In contrast, Comment B addresses "Apportioned services" as follows:
If an agent is paid a salary apportioned to periods of time, or compensation apportioned to the completion of specified items of work, he is entitled to receive the stipulated compensation for periods or items properly completed before his renunciation or discharge. This is true even if, because of unfaithfulness or insubordination, the agent forfeits his compensation for subsequent periods or items.
In addition, § 469 of the Restatement (Second) of Agency provides that:
An agent is entitled to no compensation for conduct which is disobedient or which is a breach of his duty of loyalty; if such conduct constitutes a wilful and deliberate breach of his contract of service, he is not entitled to compensation even for properly performed services for which no compensation is apportioned.
Comment B, referenced in Taylor, states that: "A serious violation of a duty of loyalty or seriously disobedient conduct is a wilful and deliberate breach of the contract of service by the agent, and, in accordance with the rule stated in Section 456, the agent thereby loses his right to obtain compensation for prior services, compensation for which has not been apportioned."
Based on a review of these authorities, it is clear that Oregon follows the Restatement (Second) of Agency approach and does not have a rigid rule requiring forfeiture of all compensation paid to a disloyal employee. Instead, it appears that the goal is to avoid the unjust enrichment of either party by focusing upon the particular circumstances of the case.
Assuming that Crossland Mortgage proves that Bonneau breached his fiduciary duty by forging documents, making false entries and/or knowingly accepting or creating false information in the course of originating loans, apportionment of Bonneau's compensation may be appropriate. Some loans originated by Bonneau may not be based on any false documentation. Since Bonneau's compensation is based on funded loans which he serviced, his compensation is subject to apportionment between loans originated with and without false documentation. Therefore, pursuant to Comment C to § 456 of the Restatement (Second) of Agency, Bonneau may be able to recover compensation for originating loans that have no false documentation as "completion of specified items of work."
Furthermore, no evidence has been presented as yet to substantiate any loss or expense caused to Crossland Mortgage by Bonneau or the value of Bonneau's services rendered to Crossland Mortgage. Bonneau's motive is unknown. Nor at this early junction can this court determine if the alleged disloyalty is sufficiently "willful and deliberate" to preclude any recovery of compensation by Bonneau.

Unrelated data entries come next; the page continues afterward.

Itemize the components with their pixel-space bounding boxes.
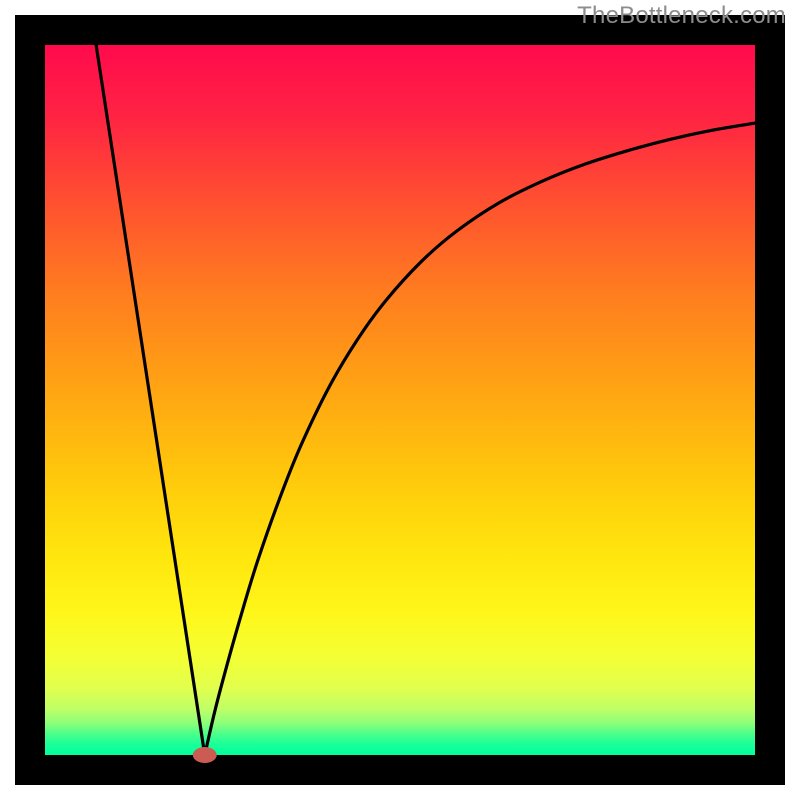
bottleneck-chart-svg — [0, 0, 800, 800]
minimum-marker — [193, 747, 217, 763]
watermark-text: TheBottleneck.com — [577, 2, 786, 30]
chart-stage: TheBottleneck.com — [0, 0, 800, 800]
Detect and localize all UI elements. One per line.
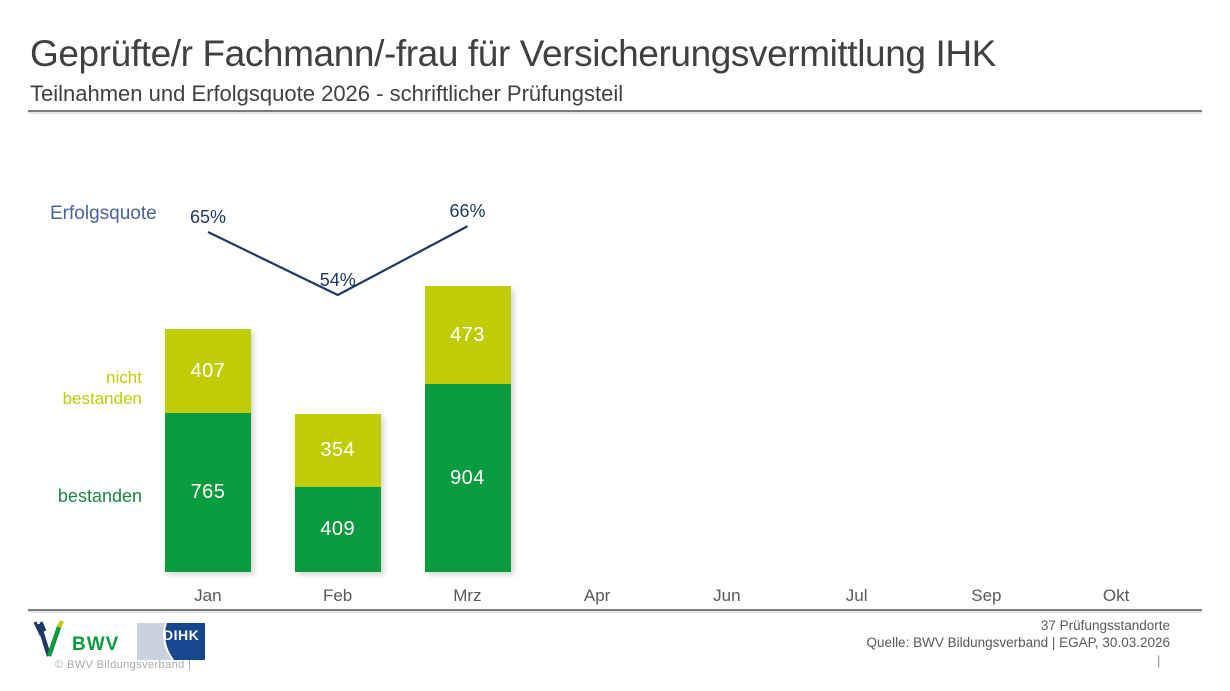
value-label: 407 [190, 359, 226, 382]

Accordingly, if Bonneau breached his fiduciary duties to Crossland Mortgage, this court must determine if the breach is sufficiently serious to require Bonneau to forfeit all of his compensation. If not, then this court must determine what compensation, if any, is due Bonneau from Crossland Mortgage to achieve an equitable result. To assist in this determination, the court will submit these issues to an advisory jury pursuant to FRCP 39(c).